Hey, did you know that Ping-Pong is an Olympic sport? So is speed walking. SPEED WALKING? What the crap is that? I thought the rules for this “sport” were that a competitor had to have both feet on the ground at once. Apparently that makes any type of walking, speed or otherwise, very difficult. I had no idea that something I did every day was an Olympic Event. What is next?
The “Six hour avoidance of the misses”. Competitors must finish a twelve pack of beer between noon and six pm on a sunday and completely watch two football games at a bar or buddies house without being caught by the wife. Can you imagine the Olympic comentator's for this event. Colin Ferrel and Ted Kennedy. “Colin, that was a great move by the american Mike Smith” says Kennedy. “He answered the phone, but turned on the bandsaw first to mask his background noise.” Ferrel would respond with, “His use of tools is excellent but he needs to work on his finishing time with the beer.” Bonus points could be awarded for taking the football party to a local gentleman's club. That is what I call a perfect 10. No Mary Lou Retton here.
“Front Yard Gymnastics” Athletes must mow the lawn while avoiding yard clutter. This could be judged on time and style. Yard clutter could include lawn gnomes, plastic swimming pools, jungle gyms, bird feeders, anything with Nascar on it and the wooden rear end of the fake lady in the garden. If this competition were ever held in the south there would have to be a trailer and a pickup truck with no wheels to avoid. If it were in South Central you would have to work around chalk outlines. “That is a huge deduction for interfering with a criminal investigation.”
You know what would be fun, drunk gymnastics. Yes, this is mean and dangerous. But who wouldn't try it at 2 am on a friday night. The uneven bars especially would be hilarious. “Hey, I thought they said these bars were uneven. They look pretty even to me. These bars don't serve Captain Morgan?
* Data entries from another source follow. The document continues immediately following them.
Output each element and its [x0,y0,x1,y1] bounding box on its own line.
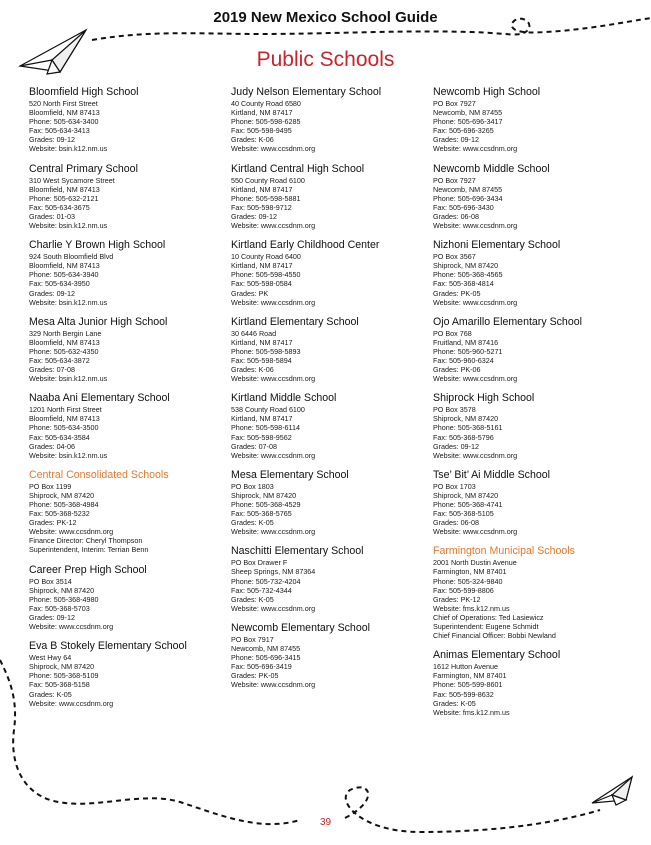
entry-detail-line: Website: www.ccsdnm.org [231,297,316,307]
entry-detail-line: Website: www.ccsdnm.org [29,622,114,632]
entry-detail-line: Fax: 505-634-3675 [29,202,90,212]
entry-detail-line: Grades: K-05 [231,518,274,528]
entry-detail-line: Bloomfield, NM 87413 [29,337,100,347]
entry-detail-line: Kirtland, NM 87417 [231,108,293,118]
entry-detail-line: Website: www.ccsdnm.org [231,450,316,460]
district-entry [433,545,633,640]
entry-detail-line: Website: www.ccsdnm.org [433,221,518,231]
entry-detail-line: Phone: 505-696-3415 [231,653,301,663]
entry-detail-line: PO Box 1199 [29,481,72,491]
entry-detail-line: 1612 Hutton Avenue [433,662,499,672]
entry-detail-line: Bloomfield, NM 87413 [29,414,100,424]
entry-detail-line: Newcomb, NM 87455 [433,108,503,118]
school-name: Kirtland Early Childhood Center [231,239,380,252]
entry-detail-line: PO Box 3514 [29,576,72,586]
entry-detail-line: Website: fms.k12.nm.us [433,603,510,613]
entry-detail-line: Farmington, NM 87401 [433,567,507,577]
entry-detail-line: 10 County Road 6400 [231,252,301,262]
entry-detail-line: Phone: 505-368-4980 [29,594,99,604]
entry-detail-line: Grades: PK-12 [29,518,77,528]
entry-detail-line: Newcomb, NM 87455 [433,184,503,194]
entry-detail-line: Fax: 505-732-4344 [231,585,292,595]
school-name: Central Primary School [29,162,138,175]
school-entry [231,239,431,307]
entry-detail-line: Bloomfield, NM 87413 [29,108,100,118]
entry-detail-line: 550 County Road 6100 [231,175,305,185]
entry-detail-line: Superintendent, Interim: Terrian Benn [29,545,149,555]
school-entry [231,163,431,231]
entry-detail-line: Phone: 505-324-9840 [433,576,503,586]
school-entry [231,622,431,690]
entry-detail-line: Kirtland, NM 87417 [231,261,293,271]
school-entry [433,649,633,717]
school-entry [29,163,229,231]
entry-detail-line: Grades: 09-12 [29,612,75,622]
school-name: Kirtland Central High School [231,162,365,175]
entry-detail-line: Fax: 505-634-3872 [29,355,90,365]
school-name: Newcomb Elementary School [231,621,370,634]
entry-detail-line: Grades: K-06 [231,135,274,145]
entry-detail-line: Kirtland, NM 87417 [231,337,293,347]
entry-detail-line: Bloomfield, NM 87413 [29,184,100,194]
entry-detail-line: Phone: 505-634-3400 [29,117,99,127]
school-entry [29,86,229,154]
entry-detail-line: Phone: 505-632-2121 [29,193,99,203]
entry-detail-line: Phone: 505-960-5271 [433,346,503,356]
entry-detail-line: Shiprock, NM 87420 [29,662,95,672]
entry-detail-line: Shiprock, NM 87420 [433,490,499,500]
entry-detail-line: Website: www.ccsdnm.org [29,698,114,708]
school-name: Kirtland Elementary School [231,315,359,328]
entry-detail-line: Website: www.ccsdnm.org [231,680,316,690]
entry-detail-line: Website: www.ccsdnm.org [433,527,518,537]
entry-detail-line: Kirtland, NM 87417 [231,184,293,194]
entry-detail-line: Fax: 505-599-8806 [433,585,494,595]
entry-detail-line: Shiprock, NM 87420 [29,585,95,595]
entry-detail-line: Fax: 505-960-6324 [433,355,494,365]
school-name: Mesa Elementary School [231,468,349,481]
entry-detail-line: Shiprock, NM 87420 [231,490,297,500]
entry-detail-line: Fax: 505-696-3265 [433,126,494,136]
entry-detail-line: Phone: 505-598-5881 [231,193,301,203]
entry-detail-line: Website: bsin.k12.nm.us [29,144,108,154]
paper-airplane-icon [592,777,632,805]
entry-detail-line: PO Box 1703 [433,481,476,491]
entry-detail-line: Finance Director: Cheryl Thompson [29,536,143,546]
entry-detail-line: Phone: 505-598-6114 [231,423,301,433]
entry-detail-line: Grades: 07-08 [231,441,277,451]
school-entry [29,316,229,384]
entry-detail-line: Grades: 09-12 [433,135,479,145]
entry-detail-line: Sheep Springs, NM 87364 [231,567,316,577]
entry-detail-line: Website: www.ccsdnm.org [231,144,316,154]
entry-detail-line: Website: fms.k12.nm.us [433,707,510,717]
school-name: Mesa Alta Junior High School [29,315,168,328]
entry-detail-line: Website: bsin.k12.nm.us [29,221,108,231]
school-name: Charlie Y Brown High School [29,239,166,252]
entry-detail-line: Kirtland, NM 87417 [231,414,293,424]
school-name: Naaba Ani Elementary School [29,392,170,405]
entry-detail-line: Phone: 505-368-5109 [29,671,99,681]
entry-detail-line: PO Box 7917 [231,634,274,644]
entry-detail-line: 1201 North First Street [29,405,102,415]
school-name: Shiprock High School [433,392,535,405]
entry-detail-line: Chief Financial Officer: Bobbi Newland [433,631,556,641]
entry-detail-line: Website: bsin.k12.nm.us [29,374,108,384]
entry-detail-line: 924 South Bloomfield Blvd [29,252,114,262]
entry-detail-line: Grades: PK-06 [433,365,481,375]
entry-detail-line: PO Box 1803 [231,481,274,491]
entry-detail-line: Fax: 505-368-5105 [433,509,494,519]
entry-detail-line: Fax: 505-696-3419 [231,662,292,672]
entry-detail-line: Fax: 505-634-3413 [29,126,90,136]
school-name: Newcomb Middle School [433,162,550,175]
school-name: Naschitti Elementary School [231,545,364,558]
school-name: Newcomb High School [433,86,541,98]
entry-detail-line: Phone: 505-696-3417 [433,117,503,127]
school-entry [231,316,431,384]
entry-detail-line: Grades: 09-12 [29,135,75,145]
school-column-3 [433,86,633,726]
entry-detail-line: Grades: K-05 [231,594,274,604]
district-entry [29,469,229,555]
entry-detail-line: Fax: 505-368-5703 [29,603,90,613]
entry-detail-line: Shiprock, NM 87420 [29,490,95,500]
school-entry [433,86,633,154]
entry-detail-line: Superintendent: Eugene Schmidt [433,622,539,632]
school-entry [231,469,431,537]
school-entry [433,316,633,384]
entry-detail-line: Grades: 06-08 [433,518,479,528]
entry-detail-line: Fax: 505-598-9712 [231,202,292,212]
entry-detail-line: Grades: K-05 [433,698,476,708]
entry-detail-line: Website: www.ccsdnm.org [433,374,518,384]
entry-detail-line: Website: www.ccsdnm.org [433,144,518,154]
entry-detail-line: Grades: 09-12 [29,288,75,298]
entry-detail-line: Fax: 505-634-3584 [29,432,90,442]
entry-detail-line: Phone: 505-599-8601 [433,680,503,690]
entry-detail-line: 310 West Sycamore Street [29,175,115,185]
school-entry [231,86,431,154]
entry-detail-line: Phone: 505-632-4350 [29,346,99,356]
entry-detail-line: Website: www.ccsdnm.org [433,297,518,307]
entry-detail-line: Shiprock, NM 87420 [433,261,499,271]
entry-detail-line: Grades: 01-03 [29,211,75,221]
entry-detail-line: PO Box 7927 [433,99,476,108]
page-title: Public Schools [256,48,395,71]
school-entry [29,239,229,307]
entry-detail-line: Farmington, NM 87401 [433,671,507,681]
page-number: 39 [319,817,332,828]
school-entry [29,640,229,708]
entry-detail-line: Website: www.ccsdnm.org [433,450,518,460]
entry-detail-line: Website: www.ccsdnm.org [231,374,316,384]
entry-detail-line: Grades: PK [231,288,269,298]
entry-detail-line: Fax: 505-598-5894 [231,355,292,365]
entry-detail-line: Website: bsin.k12.nm.us [29,450,108,460]
entry-detail-line: Phone: 505-696-3434 [433,193,503,203]
entry-detail-line: Website: bsin.k12.nm.us [29,297,108,307]
entry-detail-line: PO Box 3567 [433,252,476,262]
school-entry [433,469,633,537]
school-name: Career Prep High School [29,563,147,576]
entry-detail-line: Fax: 505-368-5158 [29,680,90,690]
entry-detail-line: Grades: 06-08 [433,211,479,221]
entry-detail-line: Fax: 505-634-3950 [29,279,90,289]
entry-detail-line: Grades: 04-06 [29,441,75,451]
entry-detail-line: Website: www.ccsdnm.org [231,603,316,613]
guide-header: 2019 New Mexico School Guide [213,9,438,26]
entry-detail-line: Grades: K-06 [231,365,274,375]
district-name: Farmington Municipal Schools [433,545,575,558]
entry-detail-line: Grades: K-05 [29,689,72,699]
entry-detail-line: Grades: PK-05 [231,671,279,681]
entry-detail-line: West Hwy 64 [29,653,72,663]
entry-detail-line: PO Box 768 [433,328,472,338]
entry-detail-line: Fax: 505-368-5796 [433,432,494,442]
entry-detail-line: Phone: 505-634-3940 [29,270,99,280]
entry-detail-line: Phone: 505-368-4984 [29,500,99,509]
entry-detail-line: Chief of Operations: Ted Lasiewicz [433,612,544,622]
entry-detail-line: Phone: 505-368-4565 [433,270,503,280]
entry-detail-line: PO Box 3578 [433,405,476,415]
entry-detail-line: Fax: 505-368-5765 [231,509,292,519]
district-name: Central Consolidated Schools [29,468,169,481]
school-entry [433,392,633,460]
entry-detail-line: Phone: 505-598-5893 [231,346,301,356]
school-entry [433,163,633,231]
entry-detail-line: 30 6446 Road [231,328,277,338]
entry-detail-line: Fax: 505-368-5232 [29,509,90,519]
entry-detail-line: Fax: 505-598-0584 [231,279,292,289]
entry-detail-line: PO Box 7927 [433,175,476,185]
entry-detail-line: Phone: 505-732-4204 [231,576,301,586]
entry-detail-line: Fax: 505-598-9562 [231,432,292,442]
entry-detail-line: Phone: 505-368-4741 [433,500,503,509]
school-column-2 [231,86,431,699]
entry-detail-line: Bloomfield, NM 87413 [29,261,100,271]
entry-detail-line: Phone: 505-368-4529 [231,500,301,509]
entry-detail-line: 520 North First Street [29,99,98,108]
school-column-1 [29,86,229,717]
entry-detail-line: PO Box Drawer F [231,558,288,568]
entry-detail-line: Website: www.ccsdnm.org [231,221,316,231]
entry-detail-line: Grades: PK-12 [433,594,481,604]
school-name: Ojo Amarillo Elementary School [433,315,582,328]
entry-detail-line: Website: www.ccsdnm.org [29,527,114,537]
school-name: Animas Elementary School [433,649,561,662]
entry-detail-line: Fruitland, NM 87416 [433,337,499,347]
entry-detail-line: 2001 North Dustin Avenue [433,558,517,568]
entry-detail-line: Shiprock, NM 87420 [433,414,499,424]
entry-detail-line: 329 North Bergin Lane [29,328,102,338]
entry-detail-line: Grades: 07-08 [29,365,75,375]
school-entry [433,239,633,307]
school-name: Eva B Stokely Elementary School [29,640,187,653]
entry-detail-line: Phone: 505-598-6285 [231,117,301,127]
entry-detail-line: Grades: 09-12 [433,441,479,451]
school-entry [231,545,431,613]
school-name: Kirtland Middle School [231,392,337,405]
entry-detail-line: 538 County Road 6100 [231,405,305,415]
school-entry [231,392,431,460]
school-name: Tse’ Bit’ Ai Middle School [433,468,550,481]
school-name: Bloomfield High School [29,86,139,98]
school-name: Judy Nelson Elementary School [231,86,382,98]
school-entry [29,392,229,460]
entry-detail-line: Phone: 505-598-4550 [231,270,301,280]
school-name: Nizhoni Elementary School [433,239,561,252]
entry-detail-line: Phone: 505-368-5161 [433,423,503,433]
entry-detail-line: Grades: 09-12 [231,211,277,221]
entry-detail-line: Fax: 505-599-8632 [433,689,494,699]
entry-detail-line: Phone: 505-634-3500 [29,423,99,433]
entry-detail-line: Fax: 505-598-9495 [231,126,292,136]
entry-detail-line: Fax: 505-368-4814 [433,279,494,289]
entry-detail-line: Fax: 505-696-3430 [433,202,494,212]
school-entry [29,564,229,632]
entry-detail-line: Grades: PK-05 [433,288,481,298]
entry-detail-line: 40 County Road 6580 [231,99,301,108]
entry-detail-line: Newcomb, NM 87455 [231,644,301,654]
entry-detail-line: Website: www.ccsdnm.org [231,527,316,537]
I am going to need another drink.” I routinely do the floor exercise when I get home from the bar anyway. Usually I trip over the coffee table and land on the floor.
Well the Olympics are one thing, but the Milwaukee Brewers really pissed me off this week.
I spent last Saturday night at Miller Park with my friends. We were going to see the Crew take on the defending World Champion Florida Marlins. It also happened to be Jim Gantner Bobblehead night. So there were over 40,000 people in attendance for this game. Dontrelle Willis, who was last year's rookie of the year over Scott Podsednik, started for the Marlins. We get to our seats and then they announce the starting lineup. There were a few things missing from the lineup: Geoff Jenkins, Lyle Overbay and Russell Branyon. I was extremely upset. The Brewers are in the middle of a horrible slump. They have a full stadium. And decide to start the B-Team on a beautiful Saturday night in front of 40,000 Jim Gantner bobbleheads. I understand that all those hitters were lefthanded and the Marlins pitcher was also a lefty. But it still felt like the Brewer's were giving the fans a big middle finger.
To make things worse, Ned Yost had to pinch hit for rookie pitcher Jorge De La Rosa in the fifth inning. Who did Yost have hit? Overbay? NO! Jenkins? NO! Branyon? NO! He had Wes Obermueller pinch hit. Wes Obermueller, who was just recalled from the minors because he wasn't quite bad enough to get released yet. Obermueller, for those of you who dont know, is a pitcher also. Yes, he was batting .360 at the time. But for my money I would rather have Bob Uecker hit than another pitcher. Obermueller is no Brooks Kieschnick, he isnt even Garth Brooks. The reasoning I heard from Ned Yost was that he was the only righthanded hitter on the bench and there were 2 outs and nobody on base. I would have felt better if he had said Overbay, Jenkins and Branyon were all in the can. After eight horrible innings I had to leave. The only highlight was Trent Durrington, that guy hustles on everything. So I convinced my friends to leave in the eigth inning and grab a beer in the parking lot. When we left it was 4-1, Marlins winning. We left just in time because the Marlins added seven runs in the ninth inning to blow out the Brewers 11-1.
Now with 44 games left, the Brewers need to go 26-18 to finish at .500. Well, I for one pledge to not spend another dollar on Brewer tickets until they return to .500 baseball. I will see you guys at opening day 2005.